Combination Therapy of an Intestine-Specific Inhibitor of Microsomal Triglyceride Transfer Protein and Peroxisome Proliferator-Activated Receptor γ Agonist in Diabetic Rat

Abstract EN

We investigated effects on glucose and lipid metabolism in combination of JTT-130, a novel intestine-specific microsomal triglyceride transfer protein (MTP) inhibitor, and pioglitazone, peroxisome proliferator-activated receptor (PPAR) γ agonist.

Male Zucker diabetic fatty rats were divided into 4 groups: control group, JTT-130 treatment group, pioglitazone treatment group, and combination group.

The Zucker diabetic fatty rats were fed a regular powdered diet with JTT-130 and/or pioglitazone as a food admixture for 6 weeks.

Effects on glucose and lipid metabolism were compared mainly between JTT-130 treatment group and combination group.

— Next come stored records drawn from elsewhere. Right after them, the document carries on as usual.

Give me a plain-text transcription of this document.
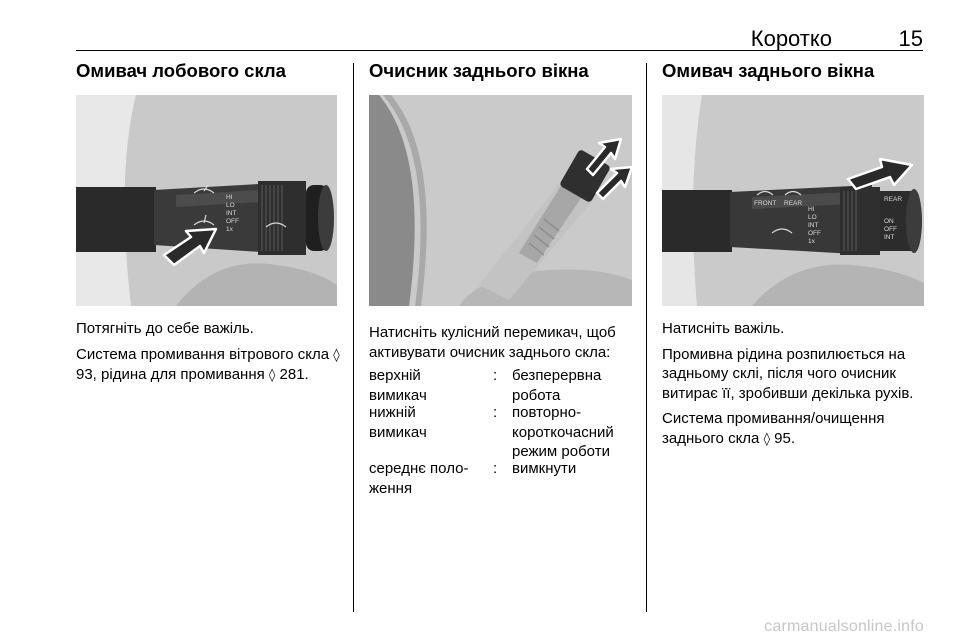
Коротко	15
Омивач лобового скла
HI
LO
INT
OFF
1x

Потягніть до себе важіль.

Система промивання вітрового скла ◊ 93, рідина для промивання ◊ 281.

Очисник заднього вікна
Натисніть кулісний перемикач, щоб активувати очисник заднього скла:
верхній	: безперервна
вимикач	робота
нижній	: повторно-
вимикач	короткочасний
режим роботи
середнє поло-	: вимкнути
ження
Омивач заднього вікна
FRONT REAR
HI
LO
INT
OFF
1x
REAR
ON
OFF
INT

Натисніть важіль.

Промивна рідина розпилюється на задньому склі, після чого очисник витирає її, зробивши декілька рухів.

Система промивання/очищення заднього скла ◊ 95.

carmanualsonline.info
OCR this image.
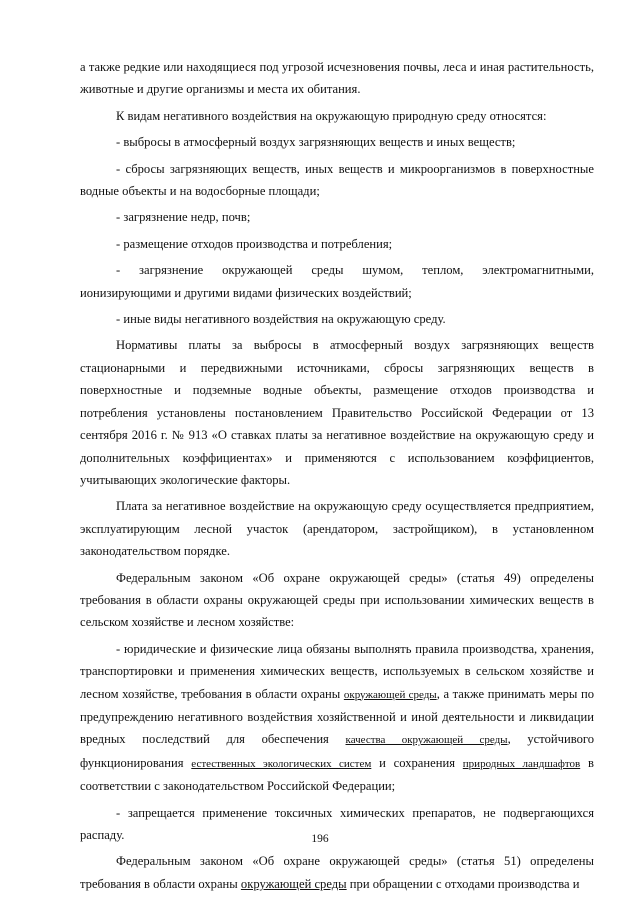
а также редкие или находящиеся под угрозой исчезновения почвы, леса и иная растительность, животные и другие организмы и места их обитания.

К видам негативного воздействия на окружающую природную среду относятся:

- выбросы в атмосферный воздух загрязняющих веществ и иных веществ;

- сбросы загрязняющих веществ, иных веществ и микроорганизмов в поверхностные водные объекты и на водосборные площади;

- загрязнение недр, почв;

- размещение отходов производства и потребления;

- загрязнение окружающей среды шумом, теплом, электромагнитными, ионизирующими и другими видами физических воздействий;

- иные виды негативного воздействия на окружающую среду.

Нормативы платы за выбросы в атмосферный воздух загрязняющих веществ стационарными и передвижными источниками, сбросы загрязняющих веществ в поверхностные и подземные водные объекты, размещение отходов производства и потребления установлены постановлением Правительство Российской Федерации от 13 сентября 2016 г. № 913 «О ставках платы за негативное воздействие на окружающую среду и дополнительных коэффициентах» и применяются с использованием коэффициентов, учитывающих экологические факторы.

Плата за негативное воздействие на окружающую среду осуществляется предприятием, эксплуатирующим лесной участок (арендатором, застройщиком), в установленном законодательством порядке.

Федеральным законом «Об охране окружающей среды» (статья 49) определены требования в области охраны окружающей среды при использовании химических веществ в сельском хозяйстве и лесном хозяйстве:

- юридические и физические лица обязаны выполнять правила производства, хранения, транспортировки и применения химических веществ, используемых в сельском хозяйстве и лесном хозяйстве, требования в области охраны окружающей среды, а также принимать меры по предупреждению негативного воздействия хозяйственной и иной деятельности и ликвидации вредных последствий для обеспечения качества окружающей среды, устойчивого функционирования естественных экологических систем и сохранения природных ландшафтов в соответствии с законодательством Российской Федерации;

- запрещается применение токсичных химических препаратов, не подвергающихся распаду.

Федеральным законом «Об охране окружающей среды» (статья 51) определены требования в области охраны окружающей среды при обращении с отходами производства и

196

JTT-130 treatment showed good glycemic control, while the plasma glucose and glycated hemoglobin levels in combination group were significantly decreased as compared with those JTT-130 treatment group.

The reduction in the plasma triglyceride and free fatty acid levels in combination group was higher than that in JTT-130 treatment group, and glucose utilization was significantly elevated in adipose tissues.

In Zucker diabetic fatty rats, combination treatment of JTT-130 and pioglitazone showed better glycemic control and a strong hypolipidemic action with an enhancement of insulin sensitivity.

Combination therapy of MTP inhibitor and PPARγ agonist might be more useful in the treatment of type 2 diabetes accompanied with obesity and insulin resistance.